Saipan’s very own “yellow submarine” has landed on the cover of an international magazine.
Pacific Subsea Saipan Inc.’s Deepstar was featured in the prestigious Sea Technology magazine for its July issue.
“We’re very proud, we’re very happy that Sea Technology asked us to be featured,” Pacific Subsea Saipan Inc.’s chief executive officer Jack McClure said.
“This particular magazine is a technical journal for people who are in the underwater industry worldwide. Most people who are engaged in that sort of business subscribe to this magazine,” he added.
Although the article focused on the technical aspects of the parts of submarine and that the magazine itself is not one to be read by the ordinary tourist, McClure said Saipan has been enjoying some attention as a result of the feature.
“I have received lots of phone calls and inquiries all over the world regarding the product and regarding what’s going on in Saipan,” McClure said, “There was a lot of interest in what we were doing here, how it was going.”
McClure said one of the reasons why they were chosen to be on the cover is because “Saipan is kind of an exotic place.”
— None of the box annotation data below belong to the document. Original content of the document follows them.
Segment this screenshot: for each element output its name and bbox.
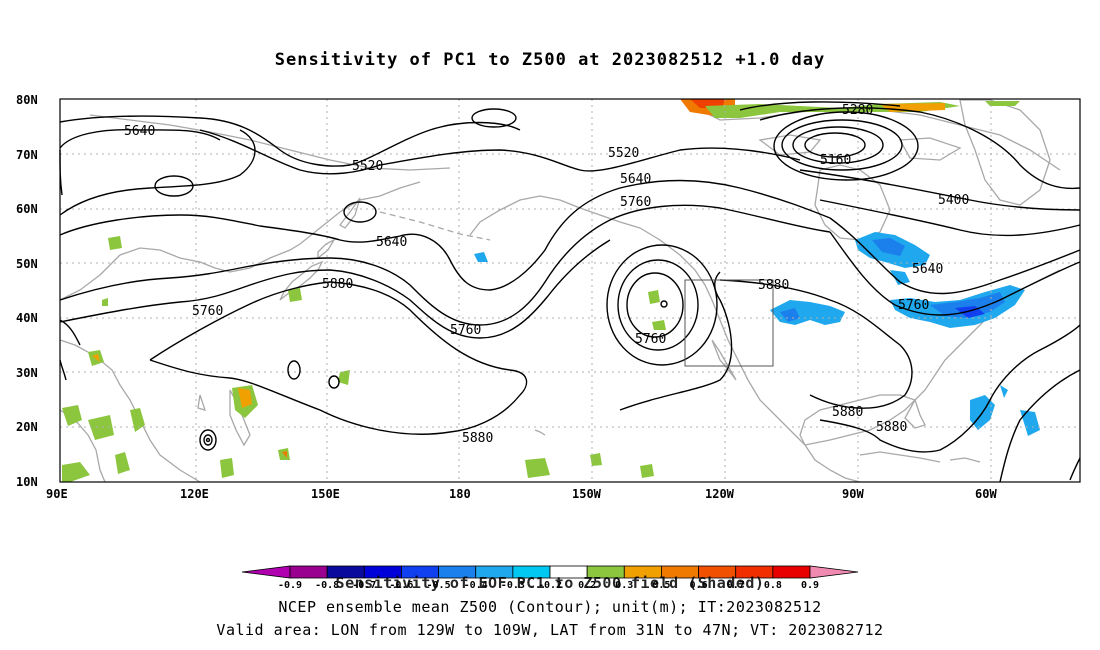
lon-label: 120W — [705, 487, 735, 501]
lat-label: 80N — [16, 93, 38, 107]
contour-label: 5760 — [620, 195, 651, 210]
contour-label: 5760 — [450, 323, 481, 338]
contour-label: 5520 — [352, 159, 383, 174]
lon-label: 150W — [572, 487, 602, 501]
contour-label: 5880 — [322, 277, 353, 292]
contour-label: 5400 — [938, 193, 969, 208]
contour-label: 5280 — [842, 103, 873, 118]
contour-label: 5640 — [376, 235, 407, 250]
lat-label: 70N — [16, 148, 38, 162]
lat-label: 50N — [16, 257, 38, 271]
lat-label: 40N — [16, 311, 38, 325]
contour-labels: 5640 5520 5640 5760 5880 5520 5640 5760 … — [124, 103, 969, 446]
caption-contour: NCEP ensemble mean Z500 (Contour); unit(… — [278, 598, 822, 616]
lon-label: 60W — [975, 487, 997, 501]
contour-label: 5640 — [124, 124, 155, 139]
contour-label: 5760 — [898, 298, 929, 313]
lat-label: 60N — [16, 202, 38, 216]
map-title: Sensitivity of PC1 to Z500 at 2023082512… — [274, 50, 826, 70]
lon-label: 90E — [46, 487, 68, 501]
contour-label: 5520 — [608, 146, 639, 161]
lat-label: 20N — [16, 420, 38, 434]
contour-label: 5160 — [820, 153, 851, 168]
caption-shading: Sensitivity of EOF PC1 to Z500 field (Sh… — [335, 574, 765, 592]
contour-label: 5760 — [635, 332, 666, 347]
lon-label: 90W — [842, 487, 864, 501]
lon-label: 150E — [311, 487, 340, 501]
latitude-labels: 80N 70N 60N 50N 40N 30N 20N 10N — [16, 93, 38, 489]
lat-label: 30N — [16, 366, 38, 380]
sensitivity-map: 5640 5520 5640 5760 5880 5520 5640 5760 … — [16, 93, 1081, 501]
contour-label: 5880 — [462, 431, 493, 446]
contour-label: 5640 — [912, 262, 943, 277]
longitude-labels: 90E 120E 150E 180 150W 120W 90W 60W — [46, 487, 997, 501]
lon-label: 120E — [180, 487, 209, 501]
contour-label: 5880 — [832, 405, 863, 420]
lon-label: 180 — [449, 487, 471, 501]
contour-label: 5640 — [620, 172, 651, 187]
contour-label: 5880 — [758, 278, 789, 293]
lat-label: 10N — [16, 475, 38, 489]
gridlines — [60, 99, 1080, 482]
contour-label: 5760 — [192, 304, 223, 319]
contour-label: 5880 — [876, 420, 907, 435]
caption-valid-area: Valid area: LON from 129W to 109W, LAT f… — [216, 621, 884, 639]
valid-area-box — [684, 279, 774, 367]
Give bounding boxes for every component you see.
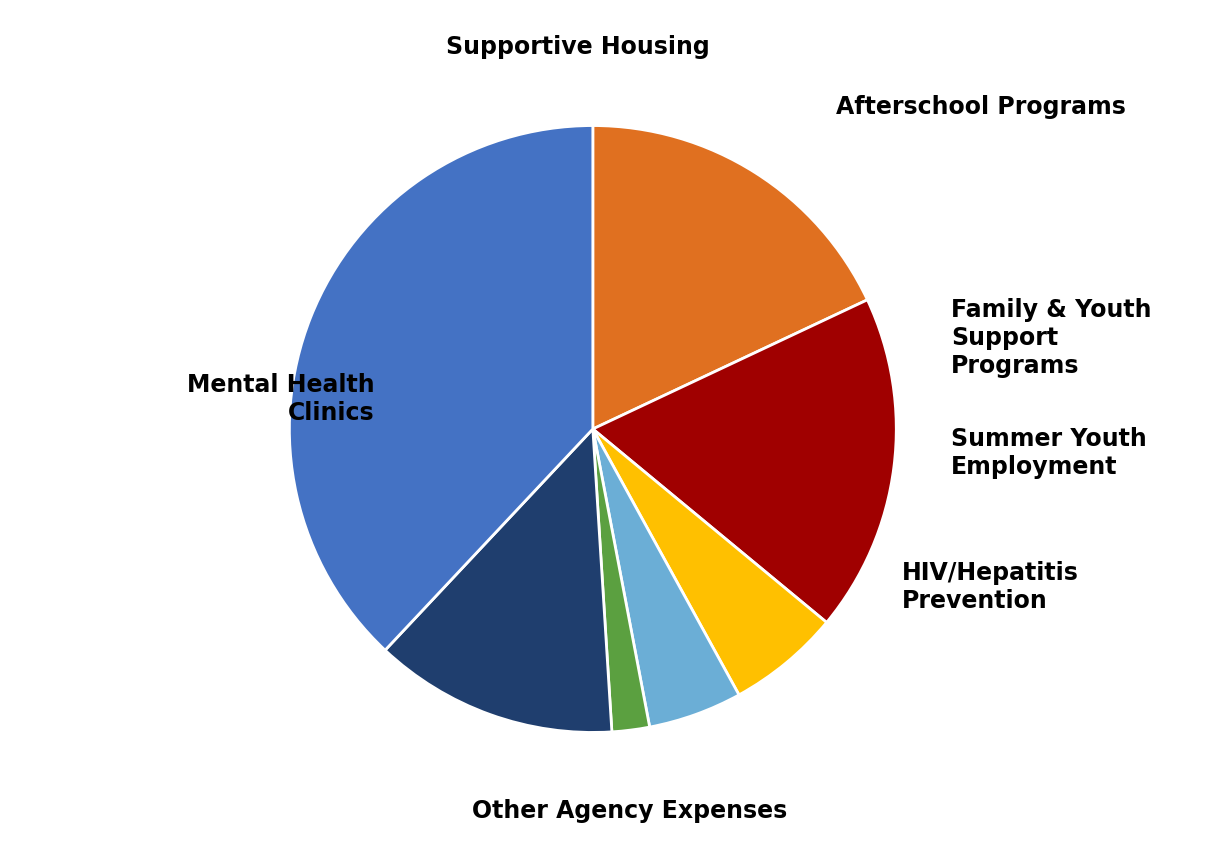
Text: Summer Youth
Employment: Summer Youth Employment — [951, 427, 1147, 479]
Wedge shape — [385, 429, 612, 733]
Wedge shape — [593, 429, 739, 727]
Wedge shape — [593, 125, 867, 429]
Text: Mental Health
Clinics: Mental Health Clinics — [187, 372, 375, 425]
Wedge shape — [593, 429, 649, 732]
Text: HIV/Hepatitis
Prevention: HIV/Hepatitis Prevention — [902, 561, 1080, 613]
Wedge shape — [593, 429, 827, 695]
Text: Supportive Housing: Supportive Housing — [446, 35, 709, 59]
Wedge shape — [593, 299, 896, 622]
Text: Family & Youth
Support
Programs: Family & Youth Support Programs — [951, 299, 1152, 378]
Text: Other Agency Expenses: Other Agency Expenses — [472, 799, 787, 823]
Text: Afterschool Programs: Afterschool Programs — [835, 95, 1126, 119]
Wedge shape — [289, 125, 593, 650]
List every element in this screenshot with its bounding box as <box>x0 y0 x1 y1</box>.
According to McClure, they were discovered by the magazine after they ordered new cables from their supplier.
“As a result of our company doing an order with one of the suppliers to manufacture some equipment for the submarine, our story was picked up,” McClure said.
“They wanted to write a feature in this magazine about that technique that was used to make those particular items,” he added.
Deepstar, which is one of the very first tourist submarines in world, has been on Saipan since 1991. It is an eco-friendly, fully functioning submersible that uses electricity from batteries to run the thruster motors and propel the submarine.
According to Pacific Subsea, they are the largest marine tour and second most asked for tour on Saipan. Deepstar is able to do eight dives a day with up to 48 passengers each trip.
Pacific Subsea’s consistent compliance with the American Bureau of Shipping and U.S. Coast Guard regulations allows it to continue operating for tourism activities and employ over 40 workers on island.